Впрочем, поступив к нам на службу позже камердинера, он говорил Франсуазе веши, которые интересны были не ему самому, а ей. И Франсуаза, делавшая гримасу, когда ее называли кухаркой, питала к лакею, величавшему ее в разговоре «экономкой», особенное благоволение, каким принцы второго сорта дарят благонамеренных молодых людей, титулующих их «высочествами».

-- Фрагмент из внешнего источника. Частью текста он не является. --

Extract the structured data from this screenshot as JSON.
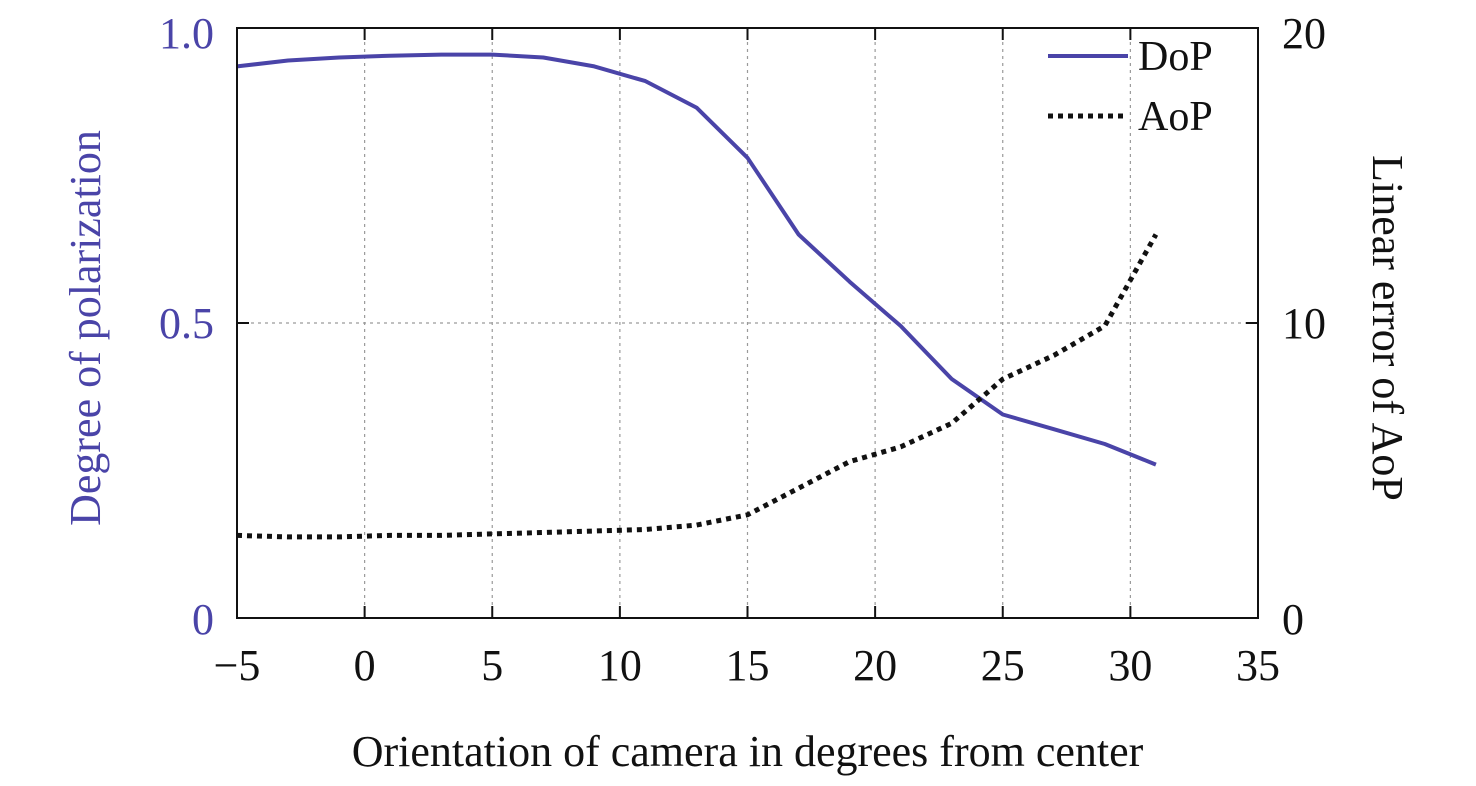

— По крайней мере, знаешь, что кругом делается и в какое время года живешь. Не то, что здесь, где и на Святую Пасху, как на Рождество, самого маленького лютика не увидишь, и я даже ангелюса не могу различить, когда поднимаю с постели мои старые кости. Там каждый час слышно, и это не только удары колокола на башне, но ты говоришь себе: «вот мой брат с поля возвращается», видишь, как на дворе темнеет, там звонят не попусту, и у тебя есть время повернуться, прежде чем зажигаешь лампу. А здесь, день ли, ночь ли, ложишься в постель и не можешь даже сказать, что кругом делалось, точно ты скотина бессловесная.
— Мезеглиз, говорят, тоже хорошенькое местечко, — перебил молодой лакей, на вкус которого разговор принимал немного отвлеченный характер; он случайно вспомнил, как мы говорили за столом о Мезеглизе.
— Ах, Мезеглиз! — подхватила Франсуаза, и губы ее расплылись в широкой улыбке, от которой она не могла удержаться, когда при ней произносили имена Мезеглиз, Комбре, Тансонвиль. Они составляли такую неотъемлемую часть ее собственного существования, что, встречая их вне себя, слыша в разговоре, она радостно оживлялась, как оживляется класс при упоминании преподавателем какого-нибудь современника, имя которого ученики никак не ожидали услышать с высоты кафедры. Ее удовольствие проистекало также от сознания, что места эти были для нее тем, чем они не были для других, — старыми товарищами, которые столько раз принимали участие в ее развлечениях; и она им улыбалась, как если бы находила их остроумными, потому что находила в них много себя самой.